C’est le tic-tac d’une horloge qui nous accueille au Théâtre 14, où la directrice de la Manufacture (CDN de Nancy) présente la re-création de sa pièce montée en 2021 en faisant appel au texte de Marilyn Mattei et en interprétant elle-même le rôle de la mère de famille. Car le temps sera posé au centre du propos : trouver du temps, oui mais pour en faire quoi ?

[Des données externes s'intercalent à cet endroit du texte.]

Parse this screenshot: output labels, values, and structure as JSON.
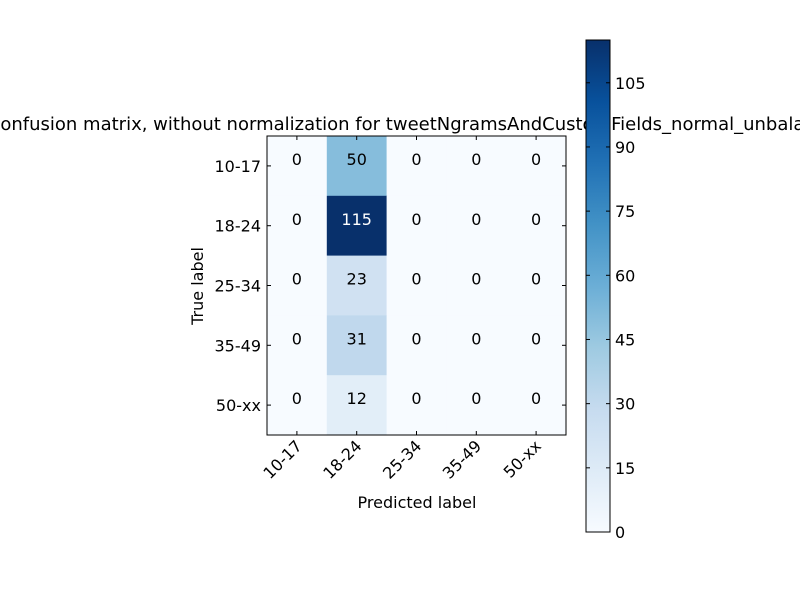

Nous sommes plongés dans le huis clos d’un salon sans âme, un appartement témoin en chantier perpétuel que les propriétaires n’ont pas eu le temps de faire les finitions. Une anomalie dissone cependant : un trou noir, béant, creuse en trompe l’œil le coin gauche du salon. Une absence de décors qui évoque la disparition du fils de la famille et qui désigne l’entrée du couloir en direction de sa chambre où le jeune garçon est prostré et vers où tous les personnages vont tendre leurs efforts. Car la vie millimétrée de cette famille débordée, embarquée dans la grande lessiveuse du quotidien, vole en éclats lorsqu’une faille temporelle fait irruption : une heure a disparu de leur existence, une heure manque au cadran de l’horloge. Chaque membre de la famille va alors réagir à sa manière. La mère ne veut plus retourner travailler, le père ne pense plus qu’à la mort. Le fils, Antoine, 23 ans, décide de s’enfermer dans sa chambre et de ne plus jamais en sortir, au grand désespoir de ses parents qui tentent par tous les moyens de maintenir le dialogue avec lui.
Si on nous promet une comédie, avec des allez-retours enlevés dignes du théâtre de boulevard, ne vous méprenez pas : décaper les intérieurs des salons bourgeois, Julia Vidit en a l’habitude, comme dans Illusions, d’Ivan Viripaev ou dans C’est comme ça (si vous voulez) de Pirandello où elle a su démontrer une certaine adresse dans le maniement des comédies grinçantes qui tendent vers l’absurde. Car si les parents ont pensé à une crise post-adolescente passagère, ils sont en réalité confrontés au grondement d’une génération entière qui refuse de refaire le monde. Tels des Bartelby (Herman Melville) ou des Oblomov (Ivan Gontcharov) en puissance, c’est toute une jeunesse qui, dans un mouvement planétaire de renoncement, fait naître le #pourquoifaire?, symptôme d’une génération confrontée au déclin d’un monde, à une catastrophe climatique à venir. Les jeunes de 20 à 27 ans décident ainsi de se retirer, de ne plus se former, de ne plus travailler, de ne plus participer à un avenir auquel ils ne croient plus.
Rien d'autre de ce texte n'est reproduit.